I PARERI – Sull’ipotesi di somministrare subito al numero maggiore possibile di persone una prima dose di vaccino, come da ‘modello inglese’, è favorevole Armando Genazzani, professore di Farmacologia all’Università del Piemonte Orientale, membro del Chmp di Ema e nella commissione tecnico scientifica di Aifa. Intervenuto a Radio 24, ha spiegato le ragioni: “L’Inghilterra già 2 mesi fa, in un momento cruciale della pandemia, ha deciso di somministrare quante più prime dosi possibile. Questo ha un razionale, e il razionale è che dopo una singola somministrazione di vaccino, che sia quello di AstraZeneca o siano quelli di Pfizer-BioNTech e di Moderna, vi è una parziale copertura. Cioè le persone hanno meno possibilità di ammalarsi”, anche se “hanno molte meno possibilità di ammalarsi se fanno la seconda dose.
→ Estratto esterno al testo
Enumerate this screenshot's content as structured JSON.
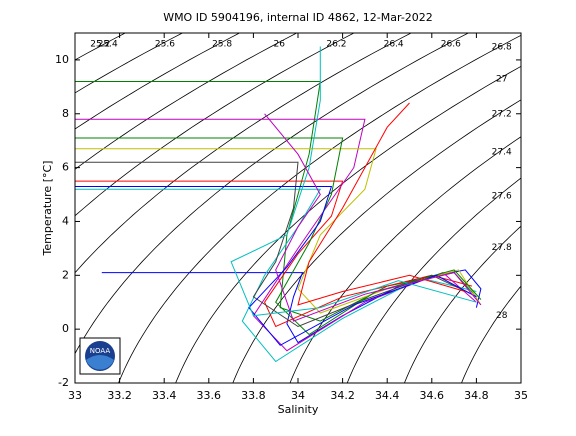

Però, in una fase molto complicata di una pandemia – ha riconosciuto il farmacologo – si può immaginare che possa essere preferibile cercare di coprire tutti parzialmente, invece che coprire meglio la metà delle persone”.

Anche Guido Bertolaso, ex capo della Protezione civile e attuale coordinatore della campagna vaccinale lombarda, al Corriere della Sera è favorevole a questa strategia: “Bisogna subito puntare sulla prima dose, lo sto dicendo da una settimana e mi pare che anche il presidente del Consiglio lo stia sottolineando. Se ho 100 mila dosi di vaccino le uso per 100 mila persone, non mi riduco a 50 mila per poi fare il richiamo”.

Sul modello inglese e israeliano ha cambiato idea anche Massimo Galli, direttore del dipartimento di Malattie infettive al Sacco di Milano. “Sono arrivati i primi dati scientifici da Israele e dicono che dopo la prima dose c’è stato un crollo delle infezioni in tutto il Paese. Se il risultato è così vasto e documentato, ci si può ragionare”, spiega a Ilfattoquotidiano.it. Ma avverte: “Servono dei paletti, ad esempio garantire la seconda dose ai più fragili, evitare di vaccinare chi ha già avuto la malattia, tentare di fare dei lockdown vaccinali nelle zone più colpite”.

Fare intanto tutte le prime dosi? I risultati hanno dato ragione al Regno Unito, facciamolo anche noi” ha sottolineato Andrea Crisanti, professore di microbiologia all’Università di Padova.